事務的に淡々と喋っているだけだった彼の空気が、一変する瞬間。己の内側が表面に滲み出ているのだ。
「祭典は予定通り開催される。これは絶対だ」
毅然とした態度で、彼はまだ繰り返す。面と向かって言われ、リゼは返事に困った。
今まで冷静な物言いをしていた彼が、時折子供のように、我儘で頑固な言動をとるようになる。この不思議な現象に、リゼはまだ慣れていなかった。「急にガキみたいなこと言うんだから」とカティア。
「ダグラスさんが指示を出すまでは、絶対は無いんだよ」
彼女は空の缶を、隅の木箱に放り込んだ。カランコロンと大きな音は、メレディスの言動に対する苛立ちのようだった。
彼女が言う「ダグラスさん」が誰なのかリゼは分からないが、今この場でする質問ではない。部屋の空気が徐々に冷ややかになっている。
「家族が被害にあってる人も居るんだ。そういう発言は他所でするもんだよ、メレディス」
まるで弟を諭すような響きである。
「旗持ちならば、前準備が必要だ」
メレディスは負けじとテーブルに前かがみになる。
「祭典がこのまま行われるとなれば、リゼには旗持ちとしての仕事を教える必要がある。被害者救助に時間を割いていられない」
「アンタそれは」
部屋の空気が一瞬にして凍りついたのは言うまでもなかった。リゼは唖然として彼を見る他なく、ラフルも隣で同じような態度を取ったらしい。
カティアがまずいと思ったのだろう、「メレディス」と名前だけで彼を叱りつけた。トラビスだけは呑気に欠伸をしている。部屋の空気は奇妙に二分割されていた。
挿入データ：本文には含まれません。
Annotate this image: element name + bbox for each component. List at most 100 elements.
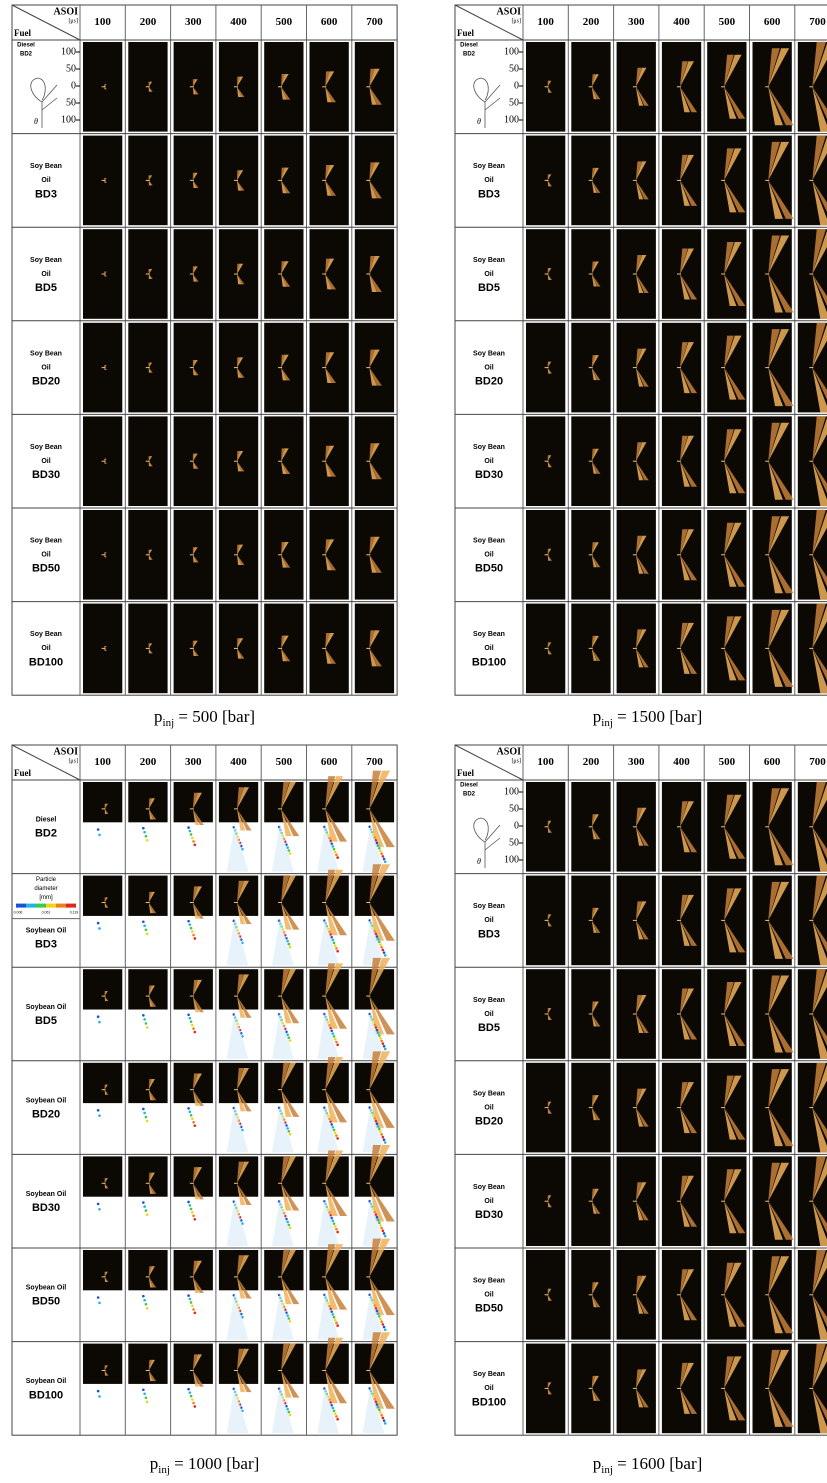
spray-image [83, 1156, 122, 1196]
fuel-label: Oil [484, 271, 493, 278]
particle [288, 1411, 291, 1414]
particle [191, 1024, 194, 1027]
column-label: 100 [94, 756, 111, 768]
fuel-label: Oil [41, 364, 50, 371]
particle [190, 1395, 193, 1398]
particle [97, 828, 100, 831]
fuel-label: BD100 [472, 656, 506, 668]
particle [378, 847, 381, 850]
particle [97, 1390, 100, 1393]
column-label: 600 [764, 16, 781, 28]
column-label: 700 [809, 756, 826, 768]
particle [382, 949, 385, 952]
fuel-label: Soy Bean [473, 1371, 505, 1378]
spray-image [83, 1344, 122, 1384]
particle [384, 1141, 387, 1144]
fuel-label: BD50 [475, 563, 503, 575]
fuel-label: BD5 [478, 1022, 500, 1034]
fuel-label: Diesel [460, 783, 478, 789]
particle [336, 1324, 339, 1327]
column-label: 500 [276, 756, 293, 768]
particle [334, 1319, 337, 1322]
particle [142, 1108, 145, 1111]
particle [289, 946, 292, 949]
particle [143, 1112, 146, 1115]
scale-label: 50 [66, 97, 76, 108]
particle [189, 1391, 192, 1394]
fuel-label: Soy Bean [473, 163, 505, 170]
caption-value: = 1500 [bar] [613, 707, 702, 726]
spray-image [83, 1063, 122, 1103]
particle [383, 951, 386, 954]
particle [190, 927, 193, 930]
particle [97, 1015, 100, 1018]
header-unit: [μs] [68, 758, 78, 764]
fuel-label: BD100 [29, 1389, 63, 1401]
spray-image [310, 510, 349, 600]
spray-image [355, 604, 394, 694]
fuel-label: Soy Bean [30, 538, 62, 545]
particle [145, 1022, 148, 1025]
particle [289, 1039, 292, 1042]
fuel-label: BD3 [478, 188, 500, 200]
particle [192, 1308, 195, 1311]
fuel-label: BD20 [32, 376, 60, 388]
particle [145, 835, 148, 838]
spray-image [174, 1344, 213, 1384]
caption-subscript: inj [163, 717, 175, 729]
particle [333, 1316, 336, 1319]
particle [142, 1388, 145, 1391]
fuel-label: Soy Bean [473, 903, 505, 910]
particle [377, 844, 380, 847]
fuel-label: BD20 [475, 1116, 503, 1128]
particle [191, 1305, 194, 1308]
spray-image [128, 969, 167, 1009]
spray-image [662, 229, 701, 319]
fuel-label: Soybean Oil [26, 1004, 67, 1011]
particle [187, 826, 190, 829]
particle [383, 1139, 386, 1142]
particle [384, 1235, 387, 1238]
spray-image [219, 42, 258, 132]
spray-image [264, 604, 303, 694]
spray-image [355, 136, 394, 226]
particle [335, 1322, 338, 1325]
spray-image [662, 1063, 701, 1153]
fuel-label: BD5 [35, 282, 57, 294]
particle [289, 1227, 292, 1230]
fuel-label: BD2 [35, 828, 57, 840]
fuel-label: BD2 [463, 52, 476, 58]
header-fuel: Fuel [14, 28, 31, 38]
spray-image [174, 1063, 213, 1103]
particle [190, 1114, 193, 1117]
spray-image [264, 136, 303, 226]
fuel-label: BD30 [475, 1209, 503, 1221]
fuel-label: Oil [41, 552, 50, 559]
particle [382, 1136, 385, 1139]
particle [379, 850, 382, 853]
column-label: 700 [366, 756, 383, 768]
particle [289, 852, 292, 855]
fuel-label: BD50 [475, 1303, 503, 1315]
spray-image [174, 1156, 213, 1196]
spray-image [662, 416, 701, 506]
spray-image [128, 1156, 167, 1196]
fuel-label: Soy Bean [30, 163, 62, 170]
spray-image [662, 876, 701, 966]
spray-image [128, 1344, 167, 1384]
fuel-label: BD100 [472, 1396, 506, 1408]
particle [146, 1307, 149, 1310]
particle [379, 1411, 382, 1414]
particle [192, 1121, 195, 1124]
column-label: 300 [185, 16, 202, 28]
particle [189, 1204, 192, 1207]
particle [145, 929, 148, 932]
fuel-label: BD2 [463, 792, 476, 798]
particle [288, 849, 291, 852]
column-label: 500 [719, 756, 736, 768]
spray-image [174, 1250, 213, 1290]
particle [187, 1013, 190, 1016]
particle [142, 1201, 145, 1204]
legend-tick: 0.119 [70, 911, 79, 915]
spray-image [128, 1063, 167, 1103]
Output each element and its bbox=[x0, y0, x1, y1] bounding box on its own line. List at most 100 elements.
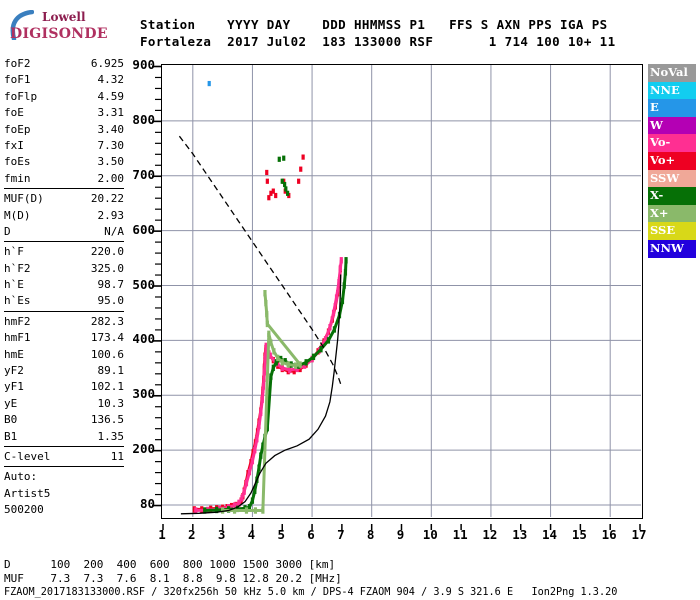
x-tick-label-16: 16 bbox=[601, 527, 617, 542]
param-key: C-level bbox=[4, 449, 51, 463]
x-tick-label-5: 5 bbox=[277, 527, 286, 542]
param-key: B0 bbox=[4, 413, 18, 427]
param-row-d: D N/A bbox=[4, 224, 124, 240]
param-group-muf: MUF(D) 20.22 M(D) 2.93 D N/A bbox=[4, 191, 125, 243]
param-value: 325.0 bbox=[90, 261, 124, 275]
header-line-1: Station YYYY DAY DDD HHMMSS P1 FFS S AXN… bbox=[140, 17, 608, 32]
param-group-profile: hmF2 282.3 hmF1 173.4 hmE 100.6 yF2 89.1 yF1 102.… bbox=[4, 314, 124, 447]
x-axis-ticks bbox=[161, 519, 643, 530]
param-value: 3.50 bbox=[97, 155, 125, 169]
param-value: 220.0 bbox=[90, 245, 124, 259]
y-tick-label-80: 80 bbox=[139, 496, 155, 512]
station-header: Station YYYY DAY DDD HHMMSS P1 FFS S AXN… bbox=[140, 16, 616, 50]
param-row-hme: hmE 100.6 bbox=[4, 347, 124, 363]
x-tick-label-3: 3 bbox=[217, 527, 226, 542]
param-row-yf2: yF2 89.1 bbox=[4, 363, 124, 379]
param-group-frequencies: foF2 6.925 foF1 4.32 foFlp 4.59 foE 3.31 foEp 3.4… bbox=[4, 56, 125, 190]
y-tick-label-200: 200 bbox=[132, 441, 155, 457]
param-value: 173.4 bbox=[90, 331, 124, 345]
param-key: foEp bbox=[4, 122, 31, 136]
param-row-fxi: fxI 7.30 bbox=[4, 138, 124, 154]
param-row-foflp: foFlp 4.59 bbox=[4, 89, 124, 105]
param-value: 136.5 bbox=[90, 413, 124, 427]
y-tick-label-800: 800 bbox=[132, 111, 155, 127]
param-key: foEs bbox=[4, 155, 31, 169]
y-tick-label-700: 700 bbox=[132, 166, 155, 182]
series-scatter-upper-green- bbox=[277, 155, 290, 196]
x-tick-label-6: 6 bbox=[307, 527, 315, 542]
param-key: hmF2 bbox=[4, 314, 31, 328]
param-value: 89.1 bbox=[97, 364, 125, 378]
param-row-b0: B0 136.5 bbox=[4, 412, 124, 428]
footer-distance-row: D 100 200 400 600 800 1000 1500 3000 [km… bbox=[4, 558, 336, 571]
legend-item-x[interactable]: X- bbox=[648, 187, 696, 205]
series-isolated-point-nne- bbox=[207, 80, 211, 87]
param-value: 102.1 bbox=[90, 380, 124, 394]
param-value: 10.3 bbox=[97, 396, 125, 410]
polarization-legend: NoVal NNE E W Vo- Vo+ SSW X- X+ SSE NNW bbox=[648, 64, 696, 258]
arc-icon bbox=[10, 10, 34, 40]
auto-line-0: Auto: bbox=[4, 470, 38, 484]
grid-lines bbox=[162, 65, 641, 517]
param-key: yF1 bbox=[4, 380, 24, 394]
param-row-mufd: MUF(D) 20.22 bbox=[4, 191, 124, 207]
param-value: 3.40 bbox=[97, 122, 125, 136]
legend-item-nnw[interactable]: NNW bbox=[648, 239, 696, 258]
param-value: 4.32 bbox=[97, 73, 125, 87]
x-tick-label-4: 4 bbox=[247, 527, 256, 542]
param-group-clevel: C-level 11 bbox=[4, 449, 124, 468]
param-value: 20.22 bbox=[90, 192, 124, 206]
param-group-virtual-heights: h`F 220.0 h`F2 325.0 h`E 98.7 h`Es 95.0 bbox=[4, 244, 124, 312]
legend-item-x[interactable]: X+ bbox=[648, 204, 696, 223]
param-row-he: h`E 98.7 bbox=[4, 277, 124, 293]
param-value: 6.925 bbox=[90, 57, 124, 70]
x-tick-label-12: 12 bbox=[482, 527, 498, 542]
legend-item-nne[interactable]: NNE bbox=[648, 81, 696, 100]
param-row-yf1: yF1 102.1 bbox=[4, 379, 124, 395]
param-row-b1: B1 1.35 bbox=[4, 429, 124, 445]
y-tick-label-900: 900 bbox=[132, 57, 155, 72]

メレディスは態度を改める素振りを微塵もみせない。あたかも自分が正しいことを言っていると思っているようだった。
リゼは時々、メレディスという人間が二つの面を持っていると思うのだった。実行委員会として事務的な言動をする、淡々とした面。今まで見てきた彼は、ほとんどがこの面だった。
しかし、一方で、内側に眠る感情が表面に滲み出る時がある。その時に見せる彼の内側は、人間的な情熱が燃えているのだ。スプーン戦争に対する思いがひしひしと伝わってくるのである。
しかし、その熱意が被害者救助を押し退けるまでのものとは、リゼは思わなかった。人間的な感情が燃えている彼は、道徳的な位置から大きく外れた場所に居る。
もしかして、とリゼは嫌な想像を頭に思い浮かべる。とても嫌な想像だった。目の前の彼が、人間の皮を被った何かに変わる。次の瞬間、全身に寒気を覚えた。慌てて頭を振り、浮かんだ考えを揉み消した。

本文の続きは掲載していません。